Gel bakalım Muharrem…

Dile vuran alay… Yüze vuran kibir… Siyasi tarihe kazınan ağır aşağılama… Bilinç altında ne varsa… Bir çırpıda çıkıverdi ortaya…          ...

Dile vuran alay…
Yüze vuran kibir…
Siyasi tarihe kazınan ağır aşağılama…
Bilinç altında ne varsa…
Bir çırpıda çıkıverdi ortaya…
             ***
Erdoğan’ın “Kardeşim Abdullah Gül” samimiyetinden eser olmayan…

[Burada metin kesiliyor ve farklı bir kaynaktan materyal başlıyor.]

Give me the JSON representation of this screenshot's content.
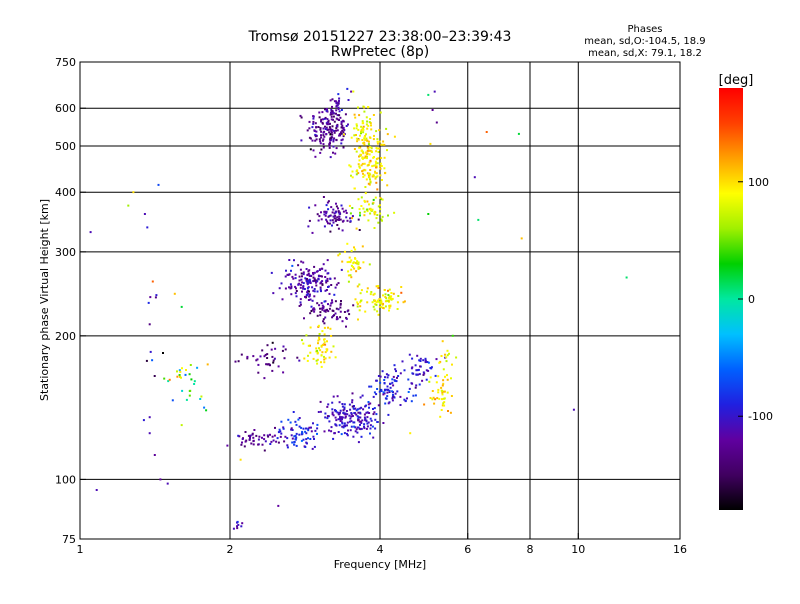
{
  "chart_data": {
    "type": "scatter",
    "title": "Tromsø 20151227 23:38:00–23:39:43",
    "subtitle": "RwPretec (8p)",
    "xlabel": "Frequency [MHz]",
    "ylabel": "Stationary phase Virtual Height [km]",
    "x_scale": "log",
    "y_scale": "log",
    "xlim": [
      1,
      16
    ],
    "ylim": [
      75,
      750
    ],
    "x_ticks": [
      1,
      2,
      4,
      6,
      8,
      10,
      16
    ],
    "x_tick_labels": [
      "1",
      "2",
      "4",
      "6",
      "8",
      "10",
      "16"
    ],
    "y_ticks": [
      75,
      100,
      200,
      300,
      400,
      500,
      600,
      750
    ],
    "y_tick_labels": [
      "75",
      "100",
      "200",
      "300",
      "400",
      "500",
      "600",
      "750"
    ],
    "grid": true,
    "phase_info": {
      "heading": "Phases",
      "line_o": "mean, sd,O:-104.5, 18.9",
      "line_x": "mean, sd,X: 79.1, 18.2"
    },
    "colorbar": {
      "label": "[deg]",
      "range": [
        -180,
        180
      ],
      "ticks": [
        -100,
        0,
        100
      ],
      "tick_labels": [
        "-100",
        "0",
        "100"
      ],
      "colors": [
        "#000000",
        "#400060",
        "#6000a0",
        "#2020e0",
        "#0060ff",
        "#00c0ff",
        "#00e8a0",
        "#00d000",
        "#a0f000",
        "#ffff00",
        "#ffa000",
        "#ff4000",
        "#ff0000"
      ]
    },
    "clusters": [
      {
        "cx": 3.15,
        "cy": 540,
        "sx": 0.05,
        "sy": 0.06,
        "n": 170,
        "phase": -125,
        "psd": 15
      },
      {
        "cx": 3.3,
        "cy": 600,
        "sx": 0.03,
        "sy": 0.04,
        "n": 30,
        "phase": -115,
        "psd": 15
      },
      {
        "cx": 3.8,
        "cy": 470,
        "sx": 0.04,
        "sy": 0.08,
        "n": 170,
        "phase": 95,
        "psd": 14
      },
      {
        "cx": 3.7,
        "cy": 560,
        "sx": 0.03,
        "sy": 0.05,
        "n": 40,
        "phase": 85,
        "psd": 15
      },
      {
        "cx": 3.8,
        "cy": 365,
        "sx": 0.04,
        "sy": 0.04,
        "n": 50,
        "phase": 80,
        "psd": 15
      },
      {
        "cx": 3.25,
        "cy": 355,
        "sx": 0.05,
        "sy": 0.04,
        "n": 80,
        "phase": -125,
        "psd": 15
      },
      {
        "cx": 2.9,
        "cy": 258,
        "sx": 0.07,
        "sy": 0.05,
        "n": 170,
        "phase": -115,
        "psd": 15
      },
      {
        "cx": 3.2,
        "cy": 225,
        "sx": 0.06,
        "sy": 0.03,
        "n": 60,
        "phase": -130,
        "psd": 12
      },
      {
        "cx": 4.0,
        "cy": 238,
        "sx": 0.05,
        "sy": 0.04,
        "n": 90,
        "phase": 95,
        "psd": 14
      },
      {
        "cx": 3.55,
        "cy": 285,
        "sx": 0.03,
        "sy": 0.04,
        "n": 40,
        "phase": 90,
        "psd": 15
      },
      {
        "cx": 3.05,
        "cy": 190,
        "sx": 0.04,
        "sy": 0.05,
        "n": 60,
        "phase": 90,
        "psd": 15
      },
      {
        "cx": 2.35,
        "cy": 178,
        "sx": 0.06,
        "sy": 0.04,
        "n": 40,
        "phase": -130,
        "psd": 15
      },
      {
        "cx": 2.25,
        "cy": 122,
        "sx": 0.06,
        "sy": 0.02,
        "n": 50,
        "phase": -125,
        "psd": 12
      },
      {
        "cx": 2.75,
        "cy": 125,
        "sx": 0.05,
        "sy": 0.04,
        "n": 70,
        "phase": -90,
        "psd": 15
      },
      {
        "cx": 3.5,
        "cy": 135,
        "sx": 0.07,
        "sy": 0.04,
        "n": 180,
        "phase": -105,
        "psd": 14
      },
      {
        "cx": 4.2,
        "cy": 155,
        "sx": 0.06,
        "sy": 0.05,
        "n": 80,
        "phase": -95,
        "psd": 15
      },
      {
        "cx": 4.8,
        "cy": 170,
        "sx": 0.05,
        "sy": 0.04,
        "n": 50,
        "phase": -100,
        "psd": 15
      },
      {
        "cx": 5.3,
        "cy": 152,
        "sx": 0.03,
        "sy": 0.05,
        "n": 40,
        "phase": 100,
        "psd": 14
      },
      {
        "cx": 5.45,
        "cy": 180,
        "sx": 0.02,
        "sy": 0.05,
        "n": 15,
        "phase": 90,
        "psd": 15
      },
      {
        "cx": 2.05,
        "cy": 80,
        "sx": 0.02,
        "sy": 0.01,
        "n": 8,
        "phase": -110,
        "psd": 10
      },
      {
        "cx": 1.65,
        "cy": 160,
        "sx": 0.06,
        "sy": 0.08,
        "n": 30,
        "phase": 40,
        "psd": 60
      },
      {
        "cx": 1.4,
        "cy": 200,
        "sx": 0.02,
        "sy": 0.25,
        "n": 14,
        "phase": -110,
        "psd": 30
      }
    ],
    "outliers": [
      {
        "x": 1.08,
        "y": 95,
        "phase": -110
      },
      {
        "x": 1.25,
        "y": 375,
        "phase": 60
      },
      {
        "x": 1.28,
        "y": 400,
        "phase": 100
      },
      {
        "x": 1.35,
        "y": 360,
        "phase": -110
      },
      {
        "x": 1.45,
        "y": 100,
        "phase": -120
      },
      {
        "x": 1.5,
        "y": 98,
        "phase": -110
      },
      {
        "x": 1.05,
        "y": 330,
        "phase": -110
      },
      {
        "x": 2.5,
        "y": 88,
        "phase": -120
      },
      {
        "x": 3.85,
        "y": 75,
        "phase": 140
      },
      {
        "x": 5.0,
        "y": 640,
        "phase": 10
      },
      {
        "x": 5.15,
        "y": 650,
        "phase": -110
      },
      {
        "x": 5.1,
        "y": 595,
        "phase": -125
      },
      {
        "x": 5.2,
        "y": 560,
        "phase": -130
      },
      {
        "x": 5.05,
        "y": 505,
        "phase": 100
      },
      {
        "x": 6.2,
        "y": 430,
        "phase": -110
      },
      {
        "x": 6.3,
        "y": 350,
        "phase": 10
      },
      {
        "x": 6.55,
        "y": 535,
        "phase": 140
      },
      {
        "x": 7.6,
        "y": 530,
        "phase": 20
      },
      {
        "x": 7.7,
        "y": 320,
        "phase": 110
      },
      {
        "x": 5.0,
        "y": 360,
        "phase": 30
      },
      {
        "x": 9.8,
        "y": 140,
        "phase": -110
      },
      {
        "x": 12.5,
        "y": 265,
        "phase": 10
      },
      {
        "x": 5.6,
        "y": 200,
        "phase": 40
      },
      {
        "x": 4.6,
        "y": 125,
        "phase": 95
      },
      {
        "x": 1.38,
        "y": 135,
        "phase": -110
      },
      {
        "x": 1.38,
        "y": 125,
        "phase": -110
      },
      {
        "x": 1.6,
        "y": 130,
        "phase": 70
      },
      {
        "x": 1.55,
        "y": 245,
        "phase": 110
      },
      {
        "x": 1.6,
        "y": 230,
        "phase": 20
      },
      {
        "x": 1.4,
        "y": 260,
        "phase": 140
      },
      {
        "x": 3.5,
        "y": 650,
        "phase": -120
      },
      {
        "x": 2.1,
        "y": 110,
        "phase": 100
      }
    ]
  }
}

Nezaketin ‘n’sini bile barındırmayan…
Zoraki, isteksiz…
Kalpten değil, ağızdan yapılan bir siyasi şovdu izlediğimiz…
Kılıçdaroğlu’nun, “Gel bakalım” diye sahneye çağırdığı Muharrem İnce de altta kalmadı…
Mikrofonu eline alır almaz, genel başkanın sahnede olduğunu umursamadan, ses tonunu Kılıçdaroğlu’ndan bir üst seviyeye çıkarıp, uzunca bir konuşma yaptı.
Sahnede epey mikrofon bekleyen Kılıçdaroğlu, sonunda gitti yerine oturdu.
Şimdilik bu kadar sayın seyirciler…
Şovun devamı, 24 Haziran’dan sonra…
“Muharrem İnce, gel bakalım”ın cevabı “Haydi güle güle Kılıçdaroğlu” olacak mı bakalım...
 
 
 
****************
 
Kılıçdaroğlu, rakibinin kazanmasını ister mi?
 
Bu soruyu şöyle de sorabiliriz;
Kazanma ümidi olan, ülkeyi beş yıl tek başına yönetsin diye, parti içindeki en büyük rakibini aday yapar mıydı?
Hele ki, kasetle geldiği için güçlü şüpheler üzerinde dururken…
FETÖ ile iş birliği bulgularının, ileride başını ağrıtma riski varken…
Militan tipleri partisine yönetici bile yapıp ‘tek adam’lığını pekiştirmişken…
HDP çizgisine kaydığı için, eski tüfek CHP’lilerin hedefine girmişken…
Yani, parti içinde amaçlarına neredeyse ulaştığı, koltuktan düşmesi hâlinde ise başının çok ağrıyacağı icraatları ortadayken…
Böyle bir risk alır mıydı?
             ***
Biliyorum ki, CHP tabanı bu tercihten memnun…
Ama hepsi bu kadar…
Peki yüzde 50+1 hedefi n’oldu?
CHP, parti genel başkanlığına layık görmediği bir isme, Türkiye’yi 5 yıl tek başına yönetme yetkisini nasıl isteyecek şimdi?
Şahsi kanaatimi belirteyim…
Muharrem İnce, CHP için Kemal Kılıçdaroğlu’ndan daha ehven bir isim…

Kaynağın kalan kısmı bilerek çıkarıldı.